On the November 11 edition of Fox & Friends, FRC President Tony Perkins sat down with co-hosts Elisabeth Hasselbeck and Brian Kilmeade to promote RMRF's campaign. While he didn't cite a single example of anti-Christian retaliation by the military, Perkins asserted that “all evidence would suggest” that the Obama administration is “on a search-and-destroy mission as it pertains to religious liberty.” Hasselbeck didn't ask Perkins to back up his claim, but she did make sure viewers knew about RMRF's website:
Fox News Radio's Todd Starnes - never one to shy away from a fake religious liberty controversy - added his voice to the mix in a November 11 column, citing a single lawsuit against a low-level Department of Veterans Affairs employee to argue that the military is increasingly unfriendly for Christians:
There were seven chaplains enrolled in the San Diego program led by Nancy Dietsch, a Department of Veterans Affairs employee with a history of antagonistic behavior toward evangelicals, Wells said.

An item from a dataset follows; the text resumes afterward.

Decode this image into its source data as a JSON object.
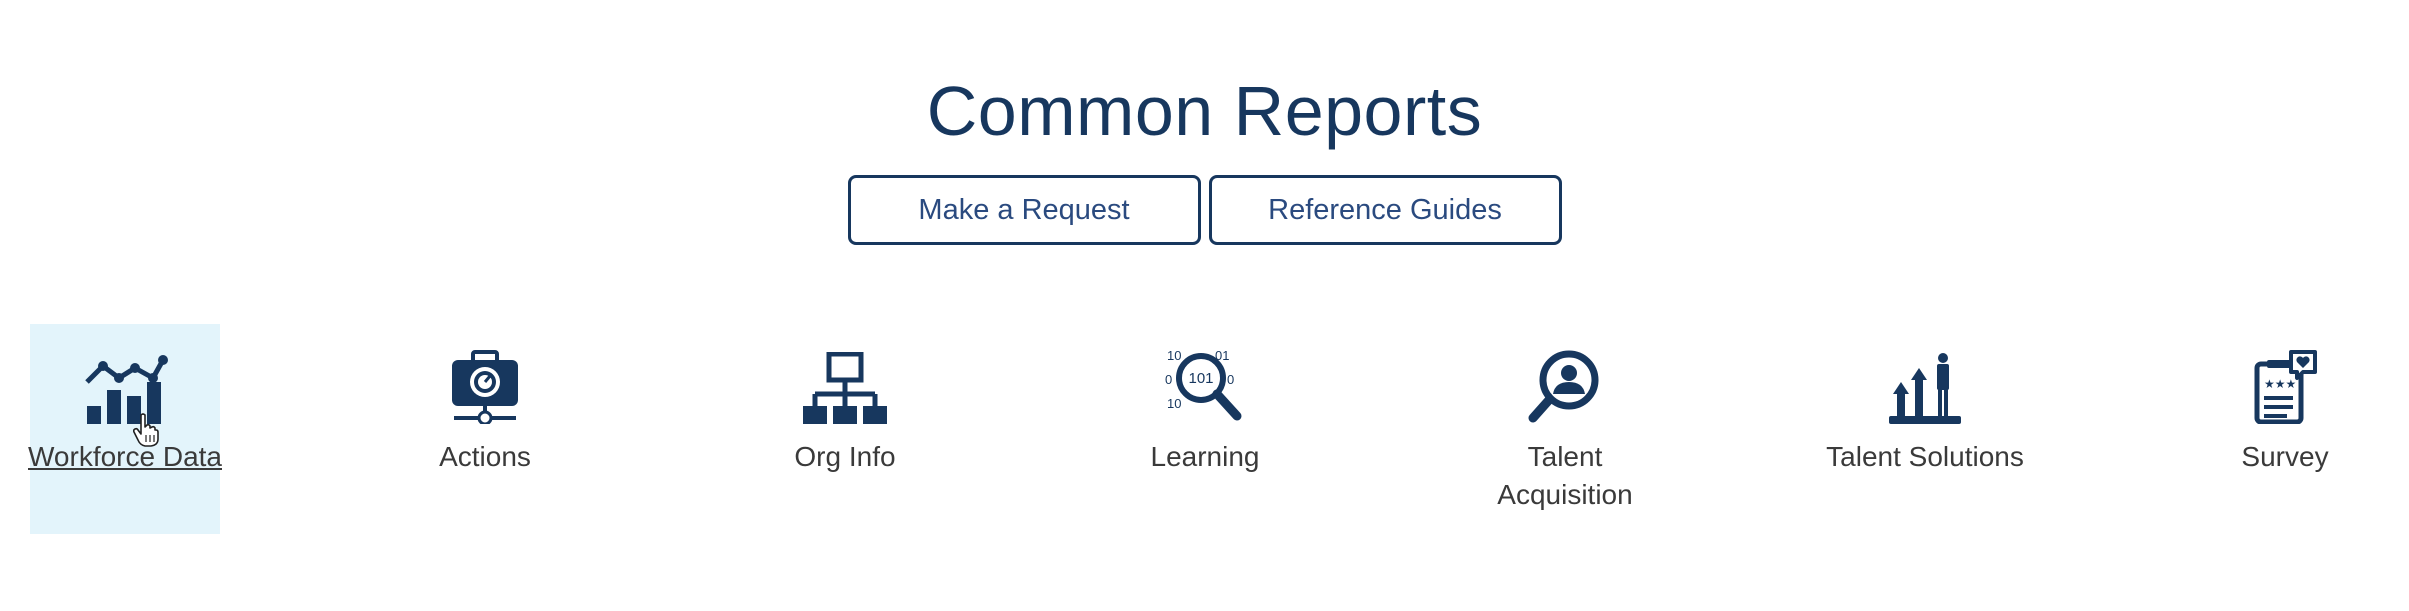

“She's been very, very critical of Christians,” Wells said in a telephone interview. “Instead of teaching anything dealing with faith issues, she's dealing with a holistic, humanistic approach. It's the idea that the spirit comes from within.”
The VA did not return telephone calls, but they did release a statement to NBC San Diego. The VA said the two men were “bullying other classmates and refusing to honor other faith groups.”
Wells said the chaplains were subjected to anti-Christian bigotry.
“And that would be putting it mildly,” he said. "A lot of these so-called liberals are very liberal with their own ideas, but when it comes to somebody else's ideas, they don't want to hear it.
The allegations against Dietsch hardly prove systematic discrimination against military Christians, and if past charges of VA bias against Christians are any guide, it's perfectly plausible that the suit is just another ginned-up controversy that distorts Dietsch's actual actions. The RMRF video, for instance, pretended that the VA had “banned” Christian prayer at military funerals in 2011, when in reality, a department official had merely instructed employees to make sure that services reflected “the religious preferences, if any” of veterans' families.
RMRF's use of such easily-debunked claims didn't faze the rabidly anti-LGBT radio host Janet Mefferd, who celebrated RMRF's video on her November 12 show. Mefferd cited two stories featured in the video: the accidental, never-enforced “ban” on religious materials at Walter Reed Medical Center, and the disciplining of a soldier who - in violation of rules prohibiting issue advocacy as a representative of the military - marked his promotion with Chick-Fil-A sandwiches and a celebration of the Defense of Marriage Act (DOMA). Both stories, Mefferd stated, were clear signs that the country is “on the verge of totalitarianism”:
In anti-LGBT activists' fantasy world, an inclusive military has moved the country another step closer to re-education camps and purges, with Christian soldiers being kicked out of the military and replaced with gay ones. Instead of calling out these paranoid delusions for the ridiculous horror stories they are, Fox News would rather treat them as legitimate fears worthy of serious, uncritical attention.